Slowly, Kimball became a model student within those gym walls, not only able to capably coach alongside his father, but also deceptively shrewd enough inside the cage to rebound from an 0-2 start to his fighting career and steamroll over nine of his next 10 opponents. Kimball’s run finally culminated with an upset finish of Chidi Njokuani, the highly touted brother of UFC lightweight Anthony Njokuani, at a nationally televised RFA show. Not long after, Bellator talent scouts came calling.
Everything, it seemed, was coming together — until disaster struck the family once more.
“I don’t really understand how my brother got deported,” Kimball says of older brother Dominick, whose release date from prison was to come just two months prior to Kimball’s July 2013 Bellator debut. “If they were going to deport him, they should have done it before he sat in prison for all those years.
“It was very hard for all of us to see. It had a huge impact on me. Most of my life when I knew him, I was younger, so I got to know him more behind bars. It really hurt. As soon as I was getting close to him, they took him away.”
Deportation had always been the threat that hung like a knife over Dominick, himself a father of three. Kimball’s family hoped that if Dominick served the entirety of his 10-year sentence, the U.S. government would allow him to stay within the country. But alas, it was not to be.
Dominick was shipped off the Germany, away from his brothers, away from his sister and his mother and his father and his children, while his loved ones were given only the vaguest explanation as to why.
“Just because they can, I guess,” Kimball says bitterly of the memory.
Eleven months later, Kimball still talks to Dominick whenever he can — which is fortunately much easier now than it used to be, considering the advent of social media and the fact that his brother is finally a free man.
Luckily, Kimball’s mother’s side of the family still lives in Germany and were there to take Dominick in. Now the 32-year-old father and brother, the same man who was once so troubled, has effectively turned his life around, albeit far from home.
He has friends and a respectable job. He stays away from the poisons that once ruined his and his family’s lives. In a strange way, Dominick’s comeback story has become an inspiration for his youngest brother to at long last look up to.
“When you see something like that, (you) want to be better,” Kimball says.
“You always go into fights trying to prove something to somebody, whether it’s people out there or yourself. And right now I definitely want to prove some people wrong.”

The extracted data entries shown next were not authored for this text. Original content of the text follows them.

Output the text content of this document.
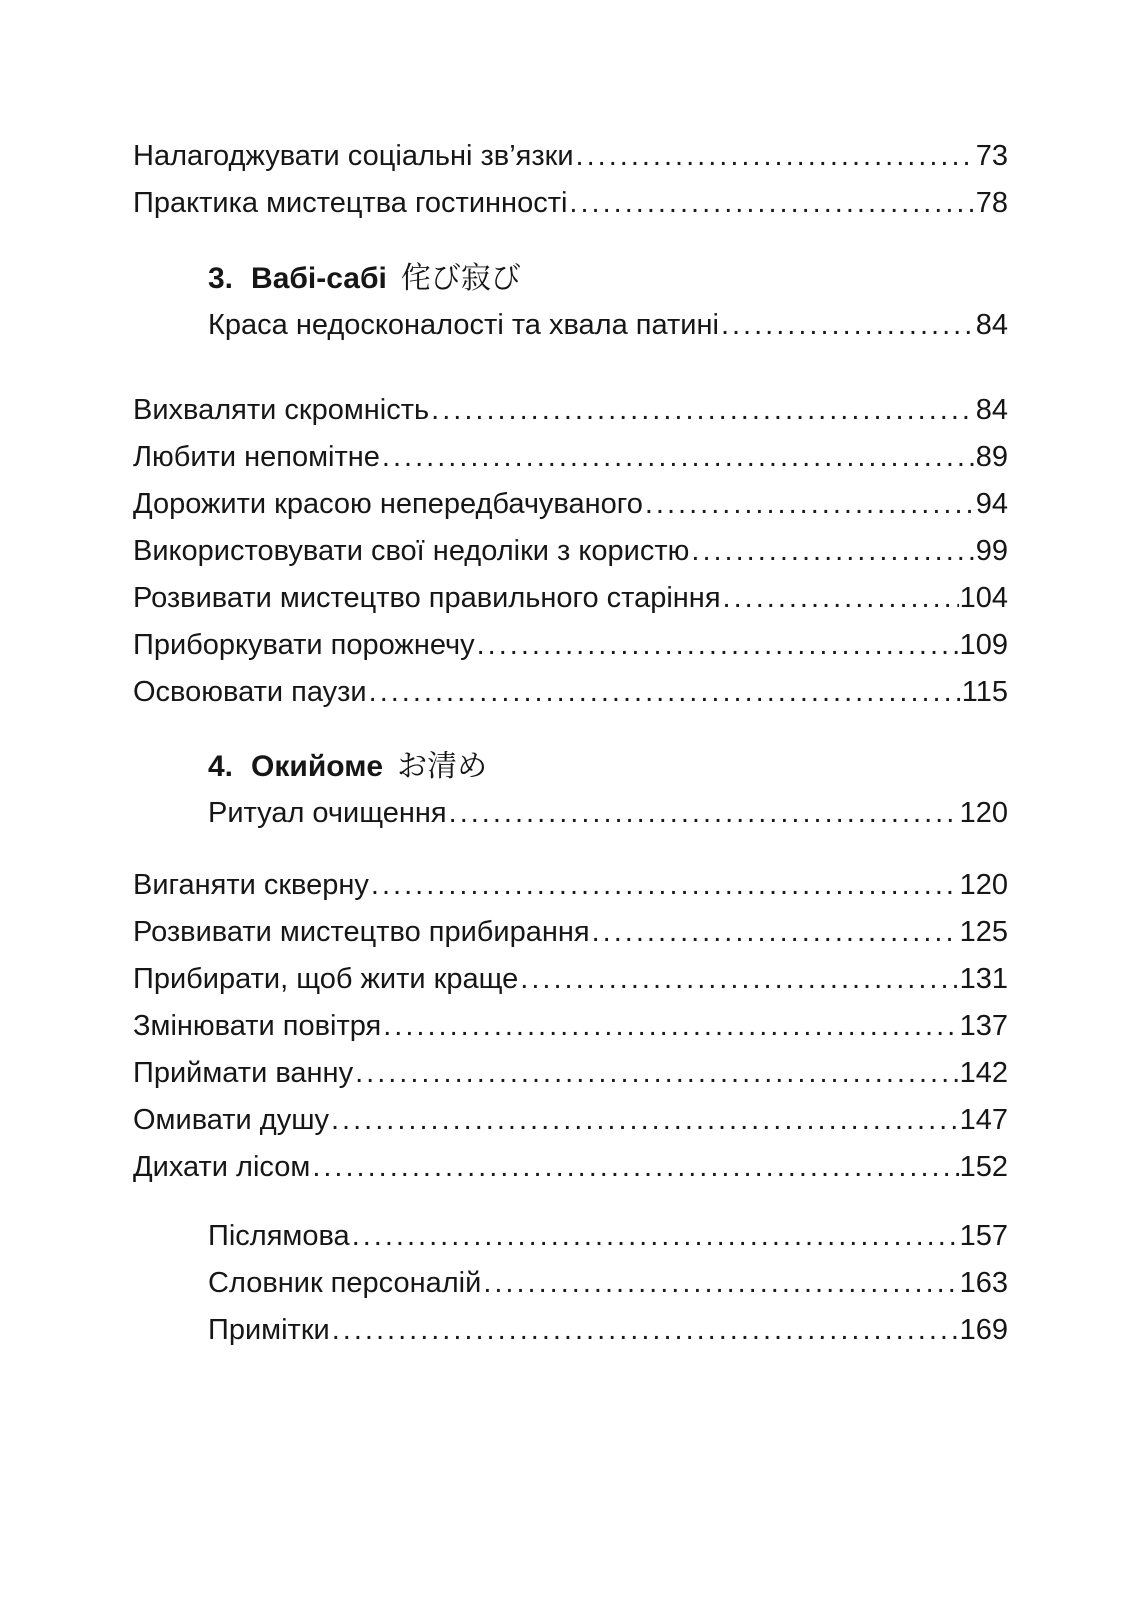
Налагоджувати соціальні зв’язки .....	73
Практика мистецтва гостинності .....	78
3. Вабі-сабі 侘び寂び
Краса недосконалості та хвала патині .....	84
Вихваляти скромність .....	84
Любити непомітне .....	89
Дорожити красою непередбачуваного .....	94
Використовувати свої недоліки з користю .....	99
Розвивати мистецтво правильного старіння .....	104
Приборкувати порожнечу .....	109
Освоювати паузи .....	115
4. Окийоме お清め
Ритуал очищення .....	120
Виганяти скверну .....	120
Розвивати мистецтво прибирання .....	125
Прибирати, щоб жити краще .....	131
Змінювати повітря .....	137
Приймати ванну .....	142
Омивати душу .....	147
Дихати лісом .....	152
Післямова .....	157
Словник персоналій .....	163
Примітки .....	169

Kimball may not have expected the opportunity for tournament redemption to come so soon. And it may have taken a failed drug test on Doug Marshall’s part to get here. But 10 years ago, few could’ve grasped the effect a second chance would have on Dominick, and that’s one reality hard for Kimball to overstate.
So now that this moment has come, believe him when he says that he understands the value of a second chance.
“I think I deserve to be here,” Kimball declares.
“This is right where I’m supposed to be. I think I got a second chance for a reason. I just need to go make the best of it.”
Update: Jeremy Kimball fight is off Bellator 115 fight card, because he missed weight, according to Bellator officials Thursday.